Well, not exactly about polling, but about electoral statistics and models for predicting results.
This is a topic I have absolutely no qualifications to discuss. But, yesterday I read a looong article by Sean Trende, who does have those qualifications: As Goes Washington, So Goes the Nation? I would never have dreamed of trying to summarize the article, but Don Surber has done it for us. Trende's point is basically that if you examine primary election voting patterns in Washington state over a period of years, those patterns tend to be pretty predictive for national elections.
So, this morning Surber digests the Trende article, and adds a bit that I wasn't aware of: that the "jungle primary" system was invented in the Dem Jim Crow South to disenfranchise Republicans in general and blacks in particular. Here's that summary, from his Highlights of the News:
ITEM 5: Sean Trende wrote, "As Goes Washington, So Goes the Nation? As early as 2010, I’d noticed that Washington state’s primary predicts November national outcomes fairly well. The idea is this: Washington has a primary where all the candidates run on a single ballot, with the top two advancing to the general election. The specifics have changed over time – in particular, the primary is held in August now rather than in September – but regardless, that unique format gives us a bit of a dry run as to how voting will go in the fall (California has a similar system, but its primary is held much earlier)."
This is the jungle primary that Democrats in the Confederate states created to disenfranchise Republicans and black people. Liberals have adopted it in recent decades.
He wrote, "The data for 2020 was genuinely surprising. I had expected that it would look like 2018, when Democrats won about 62% of the vote overall in the September primary. Instead, the Democrats’ performance this year was slightly worse than it was in 2016: They won about 55.2% of the vote in 2020 versus 56% in 2016."
Trende saw the 2010 Republican tsunami 6 months before it happened.
And as a bonus:
ITEM 6: A reader wrote, "Do you think it is just a coincidence that the number of people who believe that they are better off now than they were 4 years ago is the same percentage that think Trump will win? Hmmm."

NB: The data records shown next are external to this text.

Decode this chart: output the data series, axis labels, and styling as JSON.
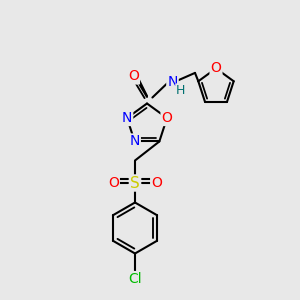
{
  "bg_color": "#e8e8e8",
  "bond_color": "#000000",
  "bond_width": 1.5,
  "atoms": {
    "Cl": {
      "color": "#00bb00",
      "fontsize": 10
    },
    "O": {
      "color": "#ff0000",
      "fontsize": 10
    },
    "N": {
      "color": "#0000ff",
      "fontsize": 10
    },
    "S": {
      "color": "#cccc00",
      "fontsize": 11
    },
    "H": {
      "color": "#007070",
      "fontsize": 9
    }
  },
  "figsize": [
    3.0,
    3.0
  ],
  "dpi": 100,
  "xlim": [
    0,
    10
  ],
  "ylim": [
    0,
    10
  ]
}
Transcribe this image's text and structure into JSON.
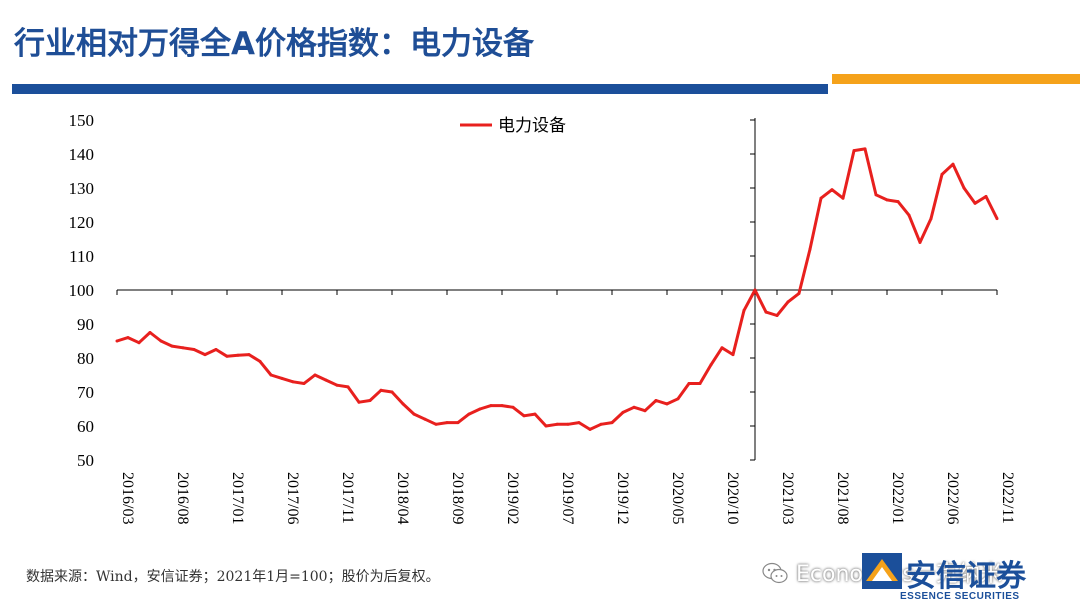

That would be 56%. Double that Hmmm.
Finally, here's something to share with "woke" friends and relatives. It's an interesting insight into the liberal mindset. There's just gotta be more people thinking along this line. It's 47 minutes long. She gets to her "conversion story" beginning around the 25 minute mark:
UPDATE: John Hinderaker, in the first paragraphs of a longer blog, addresses the issues raised in ITEM 6, above, but at greater length:
When a president runs for re-election, a fundamental question is whether voters think their circumstances have gotten better during the past four years. Gallup asked this question a few days ago, and 56% of respondents say they and their families are better off today than they were four years ago.
That is a remarkable finding. Approaching the end of President Reagan’s first term, only 44% said they were better off. At the end of Obama’s first term, the figure was 45%. A president running in an environment where a solid majority have gotten better off during his first term should be cruising to an easy re-election, especially when Gallup also finds that voters are more likely to say they agree with Trump than with Biden on the issues.
And yet the polls tell us that Joe Biden is pulling away toward a possible landslide, while the Democrats may be poised to take control over the Senate. How can this be?
The answer could be that "this" doesn't be. That the mainstream polls really are biased, just like the ones that told that Hillary was, I forget exactly, 95% likely to win--right up to the last moment before the election was declared for Trump. Voter suppression gaslighting? Maybe.